These gluten free raspberry chocolate chip cookies are the perfect rich chocolate and sweet fruit combo! They are easy to make and allergy friendly.
Honestly, chocolate goes with almost anything, but chocolate and raspberry is one of my favorite combos. I love raspberries more than strawberries, so my pick is always a raspberry-chocolate combo over a strawberry-chocolate one. And these cookies are the perfect combo in my humble opinion.
You can use fresh or frozen raspberries in this recipe, I’ve tested both. I love making these when fresh raspberries are in season, but this is also an amazing recipe to save for Valentine’s day. You just want to make sure your raspberries are torn up in smaller pieces. If using frozen, just mash them lightly to break them apart.
These cookies are made with a mix of gluten free flours, coconut sugar, vegan butter (but you can always use regular!), and an egg. You’ll fold in your raspberries and chocolate chips of choice, but my favorite is dark chocolate. So, how do you make these cookies?
Dry Ingredients: 1:1 gluten free flour, tigernut or almond flour, coconut sugar, baking powder, salt, raspberries, chocolate chips.

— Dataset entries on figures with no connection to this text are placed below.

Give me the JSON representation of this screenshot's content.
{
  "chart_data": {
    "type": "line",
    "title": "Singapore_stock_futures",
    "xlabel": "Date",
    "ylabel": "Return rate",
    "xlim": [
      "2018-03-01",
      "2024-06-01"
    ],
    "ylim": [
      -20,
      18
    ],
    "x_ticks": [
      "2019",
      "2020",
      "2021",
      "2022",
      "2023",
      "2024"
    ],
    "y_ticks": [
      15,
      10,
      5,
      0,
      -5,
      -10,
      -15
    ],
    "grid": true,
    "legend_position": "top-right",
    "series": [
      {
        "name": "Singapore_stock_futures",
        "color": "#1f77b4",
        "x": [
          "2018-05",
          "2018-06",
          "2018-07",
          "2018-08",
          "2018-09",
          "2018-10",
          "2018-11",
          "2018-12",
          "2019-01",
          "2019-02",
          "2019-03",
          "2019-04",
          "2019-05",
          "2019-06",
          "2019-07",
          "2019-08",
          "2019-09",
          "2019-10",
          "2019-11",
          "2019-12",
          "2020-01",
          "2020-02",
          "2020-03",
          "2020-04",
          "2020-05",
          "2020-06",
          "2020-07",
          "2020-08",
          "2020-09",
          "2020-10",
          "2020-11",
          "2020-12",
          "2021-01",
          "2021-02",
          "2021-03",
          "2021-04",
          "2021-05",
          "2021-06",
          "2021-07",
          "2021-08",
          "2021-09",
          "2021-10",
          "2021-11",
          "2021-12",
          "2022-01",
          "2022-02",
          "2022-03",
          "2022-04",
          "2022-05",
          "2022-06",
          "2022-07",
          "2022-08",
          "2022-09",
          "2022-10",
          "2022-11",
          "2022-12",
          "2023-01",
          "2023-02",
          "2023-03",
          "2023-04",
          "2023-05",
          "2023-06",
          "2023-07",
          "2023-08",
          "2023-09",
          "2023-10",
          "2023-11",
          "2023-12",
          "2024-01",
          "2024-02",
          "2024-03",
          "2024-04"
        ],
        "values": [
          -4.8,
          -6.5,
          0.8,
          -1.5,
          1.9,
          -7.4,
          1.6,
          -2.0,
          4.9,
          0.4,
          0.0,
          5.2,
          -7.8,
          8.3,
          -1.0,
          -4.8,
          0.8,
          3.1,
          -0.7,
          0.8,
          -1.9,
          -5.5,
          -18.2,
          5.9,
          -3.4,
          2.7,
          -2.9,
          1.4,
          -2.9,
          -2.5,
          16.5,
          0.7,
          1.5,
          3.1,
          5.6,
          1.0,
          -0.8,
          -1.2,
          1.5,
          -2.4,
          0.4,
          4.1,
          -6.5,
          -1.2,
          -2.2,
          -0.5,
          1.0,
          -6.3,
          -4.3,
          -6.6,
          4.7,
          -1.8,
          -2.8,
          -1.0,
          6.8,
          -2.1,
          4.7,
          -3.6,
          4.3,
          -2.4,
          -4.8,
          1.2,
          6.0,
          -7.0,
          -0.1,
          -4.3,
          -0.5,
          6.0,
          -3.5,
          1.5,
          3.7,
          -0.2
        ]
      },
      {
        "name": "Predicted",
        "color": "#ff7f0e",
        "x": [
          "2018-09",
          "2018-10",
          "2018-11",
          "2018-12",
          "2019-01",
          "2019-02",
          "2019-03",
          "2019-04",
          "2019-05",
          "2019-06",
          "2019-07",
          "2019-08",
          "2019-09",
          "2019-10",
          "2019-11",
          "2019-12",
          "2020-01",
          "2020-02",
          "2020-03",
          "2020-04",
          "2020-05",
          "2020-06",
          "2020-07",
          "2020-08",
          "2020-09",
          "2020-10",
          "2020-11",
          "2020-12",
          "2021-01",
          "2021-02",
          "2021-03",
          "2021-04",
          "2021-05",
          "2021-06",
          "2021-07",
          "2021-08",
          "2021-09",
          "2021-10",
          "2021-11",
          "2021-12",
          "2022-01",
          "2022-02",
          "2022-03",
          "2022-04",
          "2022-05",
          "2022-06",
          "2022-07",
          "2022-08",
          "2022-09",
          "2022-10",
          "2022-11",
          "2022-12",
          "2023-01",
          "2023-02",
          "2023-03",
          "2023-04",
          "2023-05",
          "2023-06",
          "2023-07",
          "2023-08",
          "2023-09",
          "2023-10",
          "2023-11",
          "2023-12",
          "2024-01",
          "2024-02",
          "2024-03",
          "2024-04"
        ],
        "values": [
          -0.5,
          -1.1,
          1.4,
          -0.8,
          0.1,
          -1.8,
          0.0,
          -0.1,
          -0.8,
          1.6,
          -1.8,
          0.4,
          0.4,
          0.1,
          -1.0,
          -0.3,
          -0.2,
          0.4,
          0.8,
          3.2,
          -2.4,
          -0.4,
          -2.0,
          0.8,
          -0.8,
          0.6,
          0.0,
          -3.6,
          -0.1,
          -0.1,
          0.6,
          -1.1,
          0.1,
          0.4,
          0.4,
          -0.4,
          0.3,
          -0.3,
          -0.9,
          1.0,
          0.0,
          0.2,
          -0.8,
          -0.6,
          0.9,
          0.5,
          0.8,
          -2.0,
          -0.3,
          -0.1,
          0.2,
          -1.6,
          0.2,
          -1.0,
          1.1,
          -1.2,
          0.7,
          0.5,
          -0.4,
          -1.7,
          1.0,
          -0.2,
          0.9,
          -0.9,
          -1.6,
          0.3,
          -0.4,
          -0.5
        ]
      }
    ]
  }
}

Wet Ingredients: Vegan or regular butter, egg, vanilla extract.
How to make raspberry chocolate chip cookies:
-Beat together the butter and sugar. Add the egg and vanilla extract to combine.
-Gently mix in the dry ingredients.
-Fold in the chocolate chips and raspberries.
-Bake, cool, eat!
Gluten Free Raspberry Chocolate Chip Cookies
Ingredients
- 1/2 cup dairy free butter softened
- 1/2 cup coconut sugar
- 1 egg room temperature
- 1 tsp vanilla extract
- 3/4 cup 1:1 gluten free flour
- 1/2 cup sifted tigernut flour or almond flour
- 3/4 tsp baking powder
- 3/4 tsp salt
- 1/2 cup chocolate chips
- 1/2 cup fresh or frozen raspberries
Instructions
- Beat together the the softened butter and coconut sugar for a couple minutes, until fluffy and lighter in color.
- Add the egg and vanilla extract and beat to combine.
- In a small bowl, whisk together the flours, baking soda, and salt. Add to the wet ingredients and mix until just combined.
- If using fresh raspberries, use your hands to gently tear them into pieces. If using frozen raspberries, smash them to break them up a bit. You want to avoid smooshing either berries.
- Fold the chocolate chips and raspberries into the dough and place in the fridge for 10 minutes.
- Preheat oven to 350F.
- Using a tablespoon size scoop, place balls of cookie dough 2 inches apart on a parchment lined baking sheet. You will have to bake in batches. Bake the cookies on the middle rack for 10-13 minutes until edges are set and tops are beginning to golden.
- Remove cookies from the oven and let sit for 10 minutes before transferring to a wire rack to finish cooling.